Разделитель для чтения книг в онлайн библиотеке

Онлайн книга «Один талант»

Cтраница 2

«Миленький, родненький, ну что ж ты так? Хороший мой?» – бормотала Лариса, решительно открывая дверь, обнимая, прижимая к груди, стаскивая с него рубашку, расстегивая штаны. «Ну что ты, все же хорошо, хорошо», – она сама его целовала, зная, что так – утешит, усилит, умножит его вечный ноль на что-то важное и значительное. Зная, что не результат, а процесс этого умножения спасет его на минутку. А из минутки – час, а из часа – день, а из дня – уже и жизнь. Он был первым ее мужчиной, но ничего стыдного в том, что делалось, она не видела. Стыд в голове, в языке, в словах. Тело берет свое честно. На голое комсомольский значок не нацепишь. Вообще ничего не нацепишь, кроме другого голого, которое ух как отозвалось – и щедро, и много, и благодарно.

Отозвалось, привыкло, прикипело, изо дня в день. Павел укрупнялся ею, успокаивался, примеривал и тренировал на ней, уставшей и счастливой, то торжествующую улыбку, то покровительственное похлопывание – по спине, по попе, то начальственный, почти папенькин тон. Она не сердилась, думала только: если ему радость, то и ей радость.

Больше никогда в жизни он не плакал. Возмужал.

* * *

Павел Иванович бреется. Любуется собой. Есть чем: кожа как наливное яблочко. Боялся сначала «бабских процедур», потом пристрастился. С молодостью расставаться трудно. После сорока у нас людей нет. И земли для них нет. И кормлений. Павлу Ивановичу пятьдесят три. Но – мальчик. «Птичий хребет», который так раздражал отца, сейчас в пользу. Мясо наросло, зато ни жира, ни пуза, ни второго подбородка, ни одышки. Вчерашняя позорная несолидность сегодня читается как спортивность. «Нужно только выучиться ждать» – и все недостатки войдут в моду, и пороки войдут, и в скором времени, наверное, грехи.

Он тревожится. Не поспешил ли с разводом, не позволил ли себе лишнего, не сунулся ли «попэрэд батька»? Должность у него министерская, гуманитарного блока, а значит, телевизионная и с международным акцентом. Павел Иванович – персонаж. У него есть амплуа. Семейные ценности входят, прелюбодеяние – нет. А Лариса его старила. Позорила. Лягушонка в коробчонке. Без шанса на превращение. Сначала журналисты над ней смеялись. Потом стали жалеть. Щадили. Но зачем Павлу Ивановичу снисходительность обслуги? Там, где он сам строит свою жизнь, где казнит и милует, ест и спит, где пьет, шутит и даже иногда танцует, простых людей нет. Вообще нет людей.
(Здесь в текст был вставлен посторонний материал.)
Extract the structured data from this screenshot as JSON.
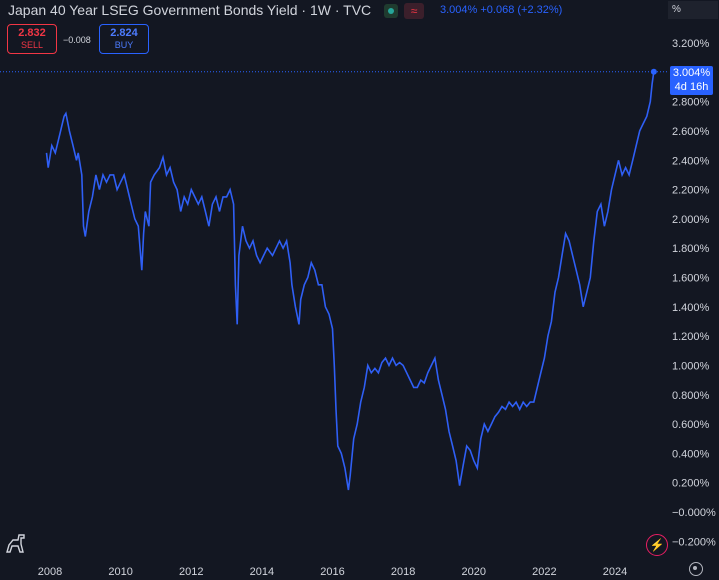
{
  "header": {
    "title": "Japan 40 Year LSEG Government Bonds Yield · 1W · TVC",
    "last_value": "3.004%",
    "change": "+0.068",
    "change_pct": "(+2.32%)",
    "scale_label": "%"
  },
  "trade": {
    "sell_price": "2.832",
    "sell_label": "SELL",
    "spread": "−0.008",
    "buy_price": "2.824",
    "buy_label": "BUY"
  },
  "last_tag": {
    "value": "3.004%",
    "countdown": "4d 16h"
  },
  "icons": {
    "flash": "lightning-icon",
    "settings": "gear-icon",
    "logo": "dino-icon"
  },
  "colors": {
    "background": "#131722",
    "line": "#2962ff",
    "grid": "#1e222d",
    "sell": "#f23645",
    "buy": "#2962ff"
  },
  "chart_data": {
    "type": "line",
    "title": "Japan 40 Year LSEG Government Bonds Yield · 1W · TVC",
    "xlabel": "",
    "ylabel": "",
    "xlim": [
      2007.5,
      2025.3
    ],
    "ylim": [
      -0.25,
      3.3
    ],
    "x_ticks": [
      "2008",
      "2010",
      "2012",
      "2014",
      "2016",
      "2018",
      "2020",
      "2022",
      "2024"
    ],
    "y_ticks": [
      "3.200%",
      "3.000%",
      "2.800%",
      "2.600%",
      "2.400%",
      "2.200%",
      "2.000%",
      "1.800%",
      "1.600%",
      "1.400%",
      "1.200%",
      "1.000%",
      "0.800%",
      "0.600%",
      "0.400%",
      "0.200%",
      "−0.000%",
      "−0.200%"
    ],
    "y_tick_values": [
      3.2,
      3.0,
      2.8,
      2.6,
      2.4,
      2.2,
      2.0,
      1.8,
      1.6,
      1.4,
      1.2,
      1.0,
      0.8,
      0.6,
      0.4,
      0.2,
      0.0,
      -0.2
    ],
    "grid": false,
    "series": [
      {
        "points": [
          [
            2007.9,
            2.45
          ],
          [
            2007.95,
            2.35
          ],
          [
            2008.05,
            2.5
          ],
          [
            2008.15,
            2.45
          ],
          [
            2008.3,
            2.6
          ],
          [
            2008.4,
            2.7
          ],
          [
            2008.45,
            2.72
          ],
          [
            2008.55,
            2.6
          ],
          [
            2008.65,
            2.5
          ],
          [
            2008.75,
            2.4
          ],
          [
            2008.8,
            2.45
          ],
          [
            2008.9,
            2.3
          ],
          [
            2008.95,
            1.95
          ],
          [
            2009.0,
            1.88
          ],
          [
            2009.1,
            2.05
          ],
          [
            2009.2,
            2.15
          ],
          [
            2009.3,
            2.3
          ],
          [
            2009.4,
            2.2
          ],
          [
            2009.5,
            2.3
          ],
          [
            2009.6,
            2.25
          ],
          [
            2009.7,
            2.3
          ],
          [
            2009.8,
            2.3
          ],
          [
            2009.9,
            2.2
          ],
          [
            2010.0,
            2.25
          ],
          [
            2010.1,
            2.3
          ],
          [
            2010.2,
            2.2
          ],
          [
            2010.3,
            2.1
          ],
          [
            2010.4,
            2.0
          ],
          [
            2010.5,
            1.95
          ],
          [
            2010.6,
            1.65
          ],
          [
            2010.65,
            1.9
          ],
          [
            2010.7,
            2.05
          ],
          [
            2010.8,
            1.95
          ],
          [
            2010.85,
            2.25
          ],
          [
            2010.95,
            2.3
          ],
          [
            2011.1,
            2.35
          ],
          [
            2011.2,
            2.42
          ],
          [
            2011.3,
            2.3
          ],
          [
            2011.4,
            2.35
          ],
          [
            2011.5,
            2.25
          ],
          [
            2011.6,
            2.2
          ],
          [
            2011.7,
            2.05
          ],
          [
            2011.8,
            2.15
          ],
          [
            2011.9,
            2.1
          ],
          [
            2012.0,
            2.2
          ],
          [
            2012.1,
            2.15
          ],
          [
            2012.2,
            2.1
          ],
          [
            2012.3,
            2.15
          ],
          [
            2012.4,
            2.05
          ],
          [
            2012.5,
            1.95
          ],
          [
            2012.6,
            2.1
          ],
          [
            2012.7,
            2.15
          ],
          [
            2012.8,
            2.05
          ],
          [
            2012.9,
            2.15
          ],
          [
            2013.0,
            2.15
          ],
          [
            2013.1,
            2.2
          ],
          [
            2013.2,
            2.1
          ],
          [
            2013.25,
            1.55
          ],
          [
            2013.3,
            1.28
          ],
          [
            2013.35,
            1.75
          ],
          [
            2013.45,
            1.95
          ],
          [
            2013.55,
            1.85
          ],
          [
            2013.65,
            1.8
          ],
          [
            2013.75,
            1.85
          ],
          [
            2013.85,
            1.75
          ],
          [
            2013.95,
            1.7
          ],
          [
            2014.05,
            1.75
          ],
          [
            2014.15,
            1.8
          ],
          [
            2014.3,
            1.75
          ],
          [
            2014.4,
            1.8
          ],
          [
            2014.5,
            1.85
          ],
          [
            2014.6,
            1.8
          ],
          [
            2014.7,
            1.85
          ],
          [
            2014.8,
            1.7
          ],
          [
            2014.85,
            1.55
          ],
          [
            2014.95,
            1.4
          ],
          [
            2015.05,
            1.28
          ],
          [
            2015.1,
            1.45
          ],
          [
            2015.2,
            1.55
          ],
          [
            2015.3,
            1.6
          ],
          [
            2015.4,
            1.7
          ],
          [
            2015.5,
            1.65
          ],
          [
            2015.6,
            1.55
          ],
          [
            2015.7,
            1.55
          ],
          [
            2015.8,
            1.4
          ],
          [
            2015.9,
            1.35
          ],
          [
            2016.0,
            1.25
          ],
          [
            2016.05,
            1.0
          ],
          [
            2016.1,
            0.7
          ],
          [
            2016.15,
            0.45
          ],
          [
            2016.25,
            0.4
          ],
          [
            2016.35,
            0.3
          ],
          [
            2016.45,
            0.15
          ],
          [
            2016.5,
            0.25
          ],
          [
            2016.6,
            0.5
          ],
          [
            2016.7,
            0.6
          ],
          [
            2016.8,
            0.75
          ],
          [
            2016.9,
            0.85
          ],
          [
            2017.0,
            1.0
          ],
          [
            2017.1,
            0.95
          ],
          [
            2017.2,
            0.98
          ],
          [
            2017.3,
            0.95
          ],
          [
            2017.4,
            1.02
          ],
          [
            2017.5,
            1.05
          ],
          [
            2017.6,
            1.0
          ],
          [
            2017.7,
            1.05
          ],
          [
            2017.8,
            1.0
          ],
          [
            2017.9,
            1.02
          ],
          [
            2018.0,
            1.0
          ],
          [
            2018.1,
            0.95
          ],
          [
            2018.2,
            0.9
          ],
          [
            2018.3,
            0.85
          ],
          [
            2018.4,
            0.85
          ],
          [
            2018.5,
            0.9
          ],
          [
            2018.6,
            0.88
          ],
          [
            2018.7,
            0.95
          ],
          [
            2018.8,
            1.0
          ],
          [
            2018.9,
            1.05
          ],
          [
            2019.0,
            0.9
          ],
          [
            2019.1,
            0.8
          ],
          [
            2019.2,
            0.7
          ],
          [
            2019.3,
            0.55
          ],
          [
            2019.4,
            0.45
          ],
          [
            2019.5,
            0.35
          ],
          [
            2019.6,
            0.18
          ],
          [
            2019.7,
            0.32
          ],
          [
            2019.8,
            0.45
          ],
          [
            2019.9,
            0.42
          ],
          [
            2020.0,
            0.35
          ],
          [
            2020.1,
            0.3
          ],
          [
            2020.2,
            0.5
          ],
          [
            2020.3,
            0.6
          ],
          [
            2020.4,
            0.55
          ],
          [
            2020.5,
            0.6
          ],
          [
            2020.6,
            0.65
          ],
          [
            2020.7,
            0.68
          ],
          [
            2020.8,
            0.72
          ],
          [
            2020.9,
            0.7
          ],
          [
            2021.0,
            0.75
          ],
          [
            2021.1,
            0.72
          ],
          [
            2021.2,
            0.75
          ],
          [
            2021.3,
            0.7
          ],
          [
            2021.4,
            0.75
          ],
          [
            2021.5,
            0.72
          ],
          [
            2021.6,
            0.75
          ],
          [
            2021.7,
            0.75
          ],
          [
            2021.8,
            0.85
          ],
          [
            2021.9,
            0.95
          ],
          [
            2022.0,
            1.05
          ],
          [
            2022.1,
            1.2
          ],
          [
            2022.2,
            1.3
          ],
          [
            2022.3,
            1.5
          ],
          [
            2022.4,
            1.6
          ],
          [
            2022.5,
            1.75
          ],
          [
            2022.6,
            1.9
          ],
          [
            2022.7,
            1.85
          ],
          [
            2022.8,
            1.75
          ],
          [
            2022.9,
            1.65
          ],
          [
            2023.0,
            1.55
          ],
          [
            2023.1,
            1.4
          ],
          [
            2023.2,
            1.5
          ],
          [
            2023.3,
            1.6
          ],
          [
            2023.4,
            1.85
          ],
          [
            2023.5,
            2.05
          ],
          [
            2023.6,
            2.1
          ],
          [
            2023.7,
            1.95
          ],
          [
            2023.8,
            2.05
          ],
          [
            2023.9,
            2.2
          ],
          [
            2024.0,
            2.3
          ],
          [
            2024.1,
            2.4
          ],
          [
            2024.2,
            2.3
          ],
          [
            2024.3,
            2.35
          ],
          [
            2024.4,
            2.3
          ],
          [
            2024.5,
            2.4
          ],
          [
            2024.6,
            2.5
          ],
          [
            2024.7,
            2.6
          ],
          [
            2024.8,
            2.65
          ],
          [
            2024.9,
            2.7
          ],
          [
            2025.0,
            2.8
          ],
          [
            2025.05,
            2.92
          ],
          [
            2025.1,
            3.004
          ]
        ]
      }
    ]
  }
}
Только пространство, которое измеряется континентами, и время, настроенное на первые часы страны.

* * *

Хорошо, что он заранее, до всего, придумал Ларисе биографию: не колхозница, а русская немка с родителями, вернувшимися из Казахстана в другие степи, к рекам и даже морям. И не уборщица, а секретарь-машинистка, студентка-заочница, иностранные языки. Он даже фамилию ей девичью назначил новую, а старую постарался забыть. Обмен паспортов по случаю потери родины пришелся как раз кстати. Свидетельство о рождении Ларисы он выбросил.

Надо выбросить и тревогу. Надо выбросить, но Павел Иванович почему-то ждет от нее, от Ларисы, удара. Неспособная ни на что, сжатая им самим до состояния плоского червя, она может сказать свое деревенское: «Ах так?!» Скликать коршунов, падальщиков, кормить их с рук честными слезами и отбить половину. «Белую половину», которая была меньше черной, но именно с нее Павел Иванович демонстративно жил, стараясь, чтобы явные расходы не превышали доходов.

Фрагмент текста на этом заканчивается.